Analysis and verification of optimization of micro-perforated panels' sound absorption using the Taguchi method

This study investigated the sound absorption coefficient of micro-perforated panels with multiple design factors, using the Taguchi method for analysis and optimization. The panels, made using stereolithography technology for three-dimensional printing, had four key factors: perforation rate, hole diameter, panel thickness, and wave surface. Their absorption coefficients were measured using an impedance tube and analyzed in two directions: namely, the absorption coefficient across various frequency bands and the frequency corresponding to the maximum absorption coefficient. By utilizing the Taguchi method's orthogonal array, this study calculated the interaction and influence of these factors on sound absorption, completing the optimization and prediction of the experiment. Results showed that perforation rate and panel thickness significantly affected the absorption coefficient across all frequencies, while hole diameter mainly influenced low-frequency absorption.

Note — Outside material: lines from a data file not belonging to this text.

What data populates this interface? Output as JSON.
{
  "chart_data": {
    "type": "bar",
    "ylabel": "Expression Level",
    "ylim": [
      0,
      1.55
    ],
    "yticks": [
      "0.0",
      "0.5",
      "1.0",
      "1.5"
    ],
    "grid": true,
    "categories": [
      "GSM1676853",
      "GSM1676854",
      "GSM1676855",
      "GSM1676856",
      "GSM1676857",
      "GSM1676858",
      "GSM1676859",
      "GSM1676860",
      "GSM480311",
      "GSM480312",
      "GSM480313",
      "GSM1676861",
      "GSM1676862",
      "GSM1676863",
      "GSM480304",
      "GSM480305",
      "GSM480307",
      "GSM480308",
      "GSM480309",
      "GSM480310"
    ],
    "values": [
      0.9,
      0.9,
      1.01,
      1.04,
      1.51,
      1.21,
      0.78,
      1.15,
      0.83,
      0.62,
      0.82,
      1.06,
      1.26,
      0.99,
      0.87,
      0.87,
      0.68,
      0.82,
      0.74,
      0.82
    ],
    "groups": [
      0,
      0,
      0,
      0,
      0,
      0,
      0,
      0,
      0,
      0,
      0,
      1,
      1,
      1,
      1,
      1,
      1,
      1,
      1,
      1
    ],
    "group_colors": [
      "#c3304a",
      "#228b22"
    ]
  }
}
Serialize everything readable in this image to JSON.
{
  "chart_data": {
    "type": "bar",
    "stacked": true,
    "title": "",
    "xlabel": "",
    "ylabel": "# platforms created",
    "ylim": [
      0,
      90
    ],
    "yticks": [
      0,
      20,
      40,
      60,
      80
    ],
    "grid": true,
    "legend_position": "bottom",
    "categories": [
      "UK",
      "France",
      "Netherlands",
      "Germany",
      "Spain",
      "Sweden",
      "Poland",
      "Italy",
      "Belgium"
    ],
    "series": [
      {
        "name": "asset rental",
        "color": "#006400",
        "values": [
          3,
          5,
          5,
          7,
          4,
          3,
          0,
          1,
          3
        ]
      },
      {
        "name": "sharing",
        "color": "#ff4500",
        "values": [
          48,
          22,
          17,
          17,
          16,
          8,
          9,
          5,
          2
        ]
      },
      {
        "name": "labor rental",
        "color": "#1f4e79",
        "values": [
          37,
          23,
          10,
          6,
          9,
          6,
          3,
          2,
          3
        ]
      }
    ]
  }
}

The wavy surface had a minor impact. The study optimized micro-perforated panels with the Taguchi method using less experimental data, and experimental verification was performed, which aligned with the prediction results. This study demonstrated that optimizing micro-perforated panels with the Taguchi method is efficient and accurately identifies the optimal combination, allowing predictions of absorption for the noises in different frequency bands or specific frequencies.